The Capital Markets Authority (CMA) is working with credit agencies to address the current “unrealistic pricing” of government bonds that it says have crowded out corporate investors.
This is among the steps that the capital markets regulator has embarked on to restore confidence in the corporate bond market that is running dry owing to a bad history of loss of investor money.
In the last five years, at least five big firms that had floated corporate bonds – including at the Nairobi bourse - have collapsed, causing agony to investors and heavily reduced appetite for the debt instrument.
Chase Bank, Imperial Bank, ARM and Nakumatt are some of the firms that have sunk after they issued corporate bonds.
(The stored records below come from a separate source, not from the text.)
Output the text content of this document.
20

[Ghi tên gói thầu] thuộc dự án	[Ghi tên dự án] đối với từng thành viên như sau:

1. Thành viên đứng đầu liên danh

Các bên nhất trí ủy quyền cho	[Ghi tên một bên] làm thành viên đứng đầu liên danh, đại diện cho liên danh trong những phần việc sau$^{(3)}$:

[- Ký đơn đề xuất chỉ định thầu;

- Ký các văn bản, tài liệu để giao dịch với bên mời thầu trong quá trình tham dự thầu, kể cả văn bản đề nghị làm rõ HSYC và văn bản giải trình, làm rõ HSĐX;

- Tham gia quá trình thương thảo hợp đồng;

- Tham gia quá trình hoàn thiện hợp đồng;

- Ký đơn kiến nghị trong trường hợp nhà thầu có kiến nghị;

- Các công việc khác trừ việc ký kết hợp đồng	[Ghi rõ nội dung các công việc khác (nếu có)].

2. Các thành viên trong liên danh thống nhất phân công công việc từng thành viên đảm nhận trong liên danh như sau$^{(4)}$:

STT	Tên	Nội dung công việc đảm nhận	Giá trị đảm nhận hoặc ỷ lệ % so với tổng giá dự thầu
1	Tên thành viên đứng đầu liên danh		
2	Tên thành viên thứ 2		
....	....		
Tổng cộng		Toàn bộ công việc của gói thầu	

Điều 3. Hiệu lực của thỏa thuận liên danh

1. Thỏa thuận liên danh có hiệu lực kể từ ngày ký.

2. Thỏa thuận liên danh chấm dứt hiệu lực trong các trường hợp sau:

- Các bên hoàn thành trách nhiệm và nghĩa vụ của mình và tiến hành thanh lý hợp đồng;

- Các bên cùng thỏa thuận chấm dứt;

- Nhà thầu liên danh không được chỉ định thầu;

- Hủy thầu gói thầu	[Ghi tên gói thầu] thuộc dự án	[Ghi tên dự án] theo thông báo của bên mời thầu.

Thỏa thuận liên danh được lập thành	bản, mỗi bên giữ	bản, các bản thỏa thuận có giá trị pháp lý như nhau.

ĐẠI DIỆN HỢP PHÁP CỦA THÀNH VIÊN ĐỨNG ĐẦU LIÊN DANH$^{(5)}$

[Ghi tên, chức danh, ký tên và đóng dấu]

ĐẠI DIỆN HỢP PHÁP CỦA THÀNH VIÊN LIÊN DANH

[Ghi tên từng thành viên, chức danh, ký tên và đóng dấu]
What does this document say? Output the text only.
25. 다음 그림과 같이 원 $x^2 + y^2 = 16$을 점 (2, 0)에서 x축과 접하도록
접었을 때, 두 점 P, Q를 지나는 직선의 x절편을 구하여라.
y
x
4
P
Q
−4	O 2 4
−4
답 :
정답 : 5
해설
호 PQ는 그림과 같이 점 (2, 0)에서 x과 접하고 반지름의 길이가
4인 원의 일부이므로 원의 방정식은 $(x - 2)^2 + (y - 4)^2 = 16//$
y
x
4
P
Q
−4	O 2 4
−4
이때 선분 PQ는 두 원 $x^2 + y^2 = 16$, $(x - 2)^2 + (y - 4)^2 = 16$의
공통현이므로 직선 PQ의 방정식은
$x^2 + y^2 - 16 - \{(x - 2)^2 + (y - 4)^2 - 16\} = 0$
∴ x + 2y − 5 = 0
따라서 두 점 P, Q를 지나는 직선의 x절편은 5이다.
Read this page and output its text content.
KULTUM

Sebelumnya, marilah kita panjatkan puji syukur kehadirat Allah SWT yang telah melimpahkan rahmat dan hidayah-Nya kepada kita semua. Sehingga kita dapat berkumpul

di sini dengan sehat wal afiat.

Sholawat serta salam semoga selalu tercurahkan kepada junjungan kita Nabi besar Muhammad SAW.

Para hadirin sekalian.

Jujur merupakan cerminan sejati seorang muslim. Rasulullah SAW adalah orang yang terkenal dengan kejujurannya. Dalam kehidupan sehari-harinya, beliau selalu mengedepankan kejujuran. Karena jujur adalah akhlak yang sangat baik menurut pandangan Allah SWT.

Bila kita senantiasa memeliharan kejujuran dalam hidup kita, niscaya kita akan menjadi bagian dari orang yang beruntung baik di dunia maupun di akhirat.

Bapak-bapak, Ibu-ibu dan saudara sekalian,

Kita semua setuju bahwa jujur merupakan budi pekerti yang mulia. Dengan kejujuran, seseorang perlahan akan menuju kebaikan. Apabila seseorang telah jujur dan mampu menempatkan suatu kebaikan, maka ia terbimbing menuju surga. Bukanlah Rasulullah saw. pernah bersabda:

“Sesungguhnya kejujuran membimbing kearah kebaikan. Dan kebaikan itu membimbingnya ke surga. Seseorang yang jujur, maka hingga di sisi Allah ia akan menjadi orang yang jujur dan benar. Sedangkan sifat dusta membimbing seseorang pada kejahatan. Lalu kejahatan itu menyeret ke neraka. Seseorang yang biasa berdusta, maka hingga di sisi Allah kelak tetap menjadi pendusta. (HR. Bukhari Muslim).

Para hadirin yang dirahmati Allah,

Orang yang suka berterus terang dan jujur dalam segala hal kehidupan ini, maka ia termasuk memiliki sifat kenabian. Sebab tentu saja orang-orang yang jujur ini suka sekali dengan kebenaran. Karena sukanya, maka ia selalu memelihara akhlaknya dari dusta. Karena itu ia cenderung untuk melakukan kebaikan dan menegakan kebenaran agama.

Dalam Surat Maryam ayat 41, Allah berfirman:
Others are having problems repaying, including Consolidated Bank and small and medium enterprise lender Real People. However, CMA didn’t regulate the Nakumatt commercial paper as it was under private placement, meaning investors were unsecured and hence can’t claim anything. Investors have, in turn, turned to government bonds due to their low risk and attractive returns.
“Government bonds offer attractive returns of more than 10 per cent and hence crowd out corporate bond potential investors,” said CMA.
“CMA is working with relevant stakeholders including credit rating agencies to address the current unrealistic pricing of government bonds despite their very high rating as risk-free assets.”
Other measures by CMA meant to restore investor confidence include credit enhancement and the use of guarantees in issuance.
“We are working on a multi-pronged approach under our market deepening strategy targeted to restore investor and issuer confidence in the capital markets. Key among them is encouraging issuers to consider credit enhancement and the use of guarantees in their issuance,” said CMA.
The regulator said it is working closely with other State entities including the National Treasury, Attorney General, Central Bank, and Kenya Deposit Insurance Corporation to review laws that support true insolvency netting, settlement finality and segregation of assets held under custodial arrangements from bank deposits.
The regulator said it is encouraging issuance of credit-linked notes or credit default swaps as special corporate bonds with covered risks.
“Further, CMA is designing mechanisms to ensure issuers are more accountable on use of proceeds following capital raising, through continuous monitoring and evaluation,” it noted.
“A draw-down approach where corporate bonds are only funded by investors based on the stage of project completion is also being encouraged.”
Most of the current listed corporate bonds are expected to mature by 2022, with the last one floated back in 2017 by East African Breweries at the NSE.
CMA, however, said the recent issuance of the Green Bond by Acorn signalled a renewed confidence in the debt market.
“The issuance of the Green Bond by Acorn is a testament that corporates have strong confidence in the debt market. As part of the initiatives to make them attract new issuance, the Authority is in the process revising capital markets laws to make them less onerous and time-efficient. We expect more issues in the interim period,” said CMA.
Experts argue that CMA and NSE have had weak oversight roles when it comes to investor protection. Imperial Bank collapsed days before its Sh2 billion bond was to be floated.
To protect investors from firms that collapse with bondholder money, CMA wants to obtain management letters by auditors of the issuers, especially for non-listed banks.
“This will be an added layer of due diligence,” it said. The regulator is also reviewing various legal, institutional and regulatory frameworks. These include regulatory provisions for carve-outs, clarity on classification of bondholder monies under the depository insurance scheme and the introduction of the corporate governance template for issuers of securities to the public.
This, it hopes, will enhance sound corporate governance practices and disclosures.
The regulator said a “multi-financial sector crisis management and resolutions framework” might have lessened the impact of the collapse of firms with bondholder money.
It, however, defended itself on why it failed to flag off any warning signs, saying its role was limited to financial information being made transparently available to investors.
“The collapsed institutions had a primary regulator charged with the ultimate responsibility on the frontline oversight of the operations, transparency and reliability of their financial reporting,” said the regulator.
“These institutions had boards and auditors to review their financial information.” It said only the Central Bank could comment on successes of retrieving bondholder money from collapsed banks.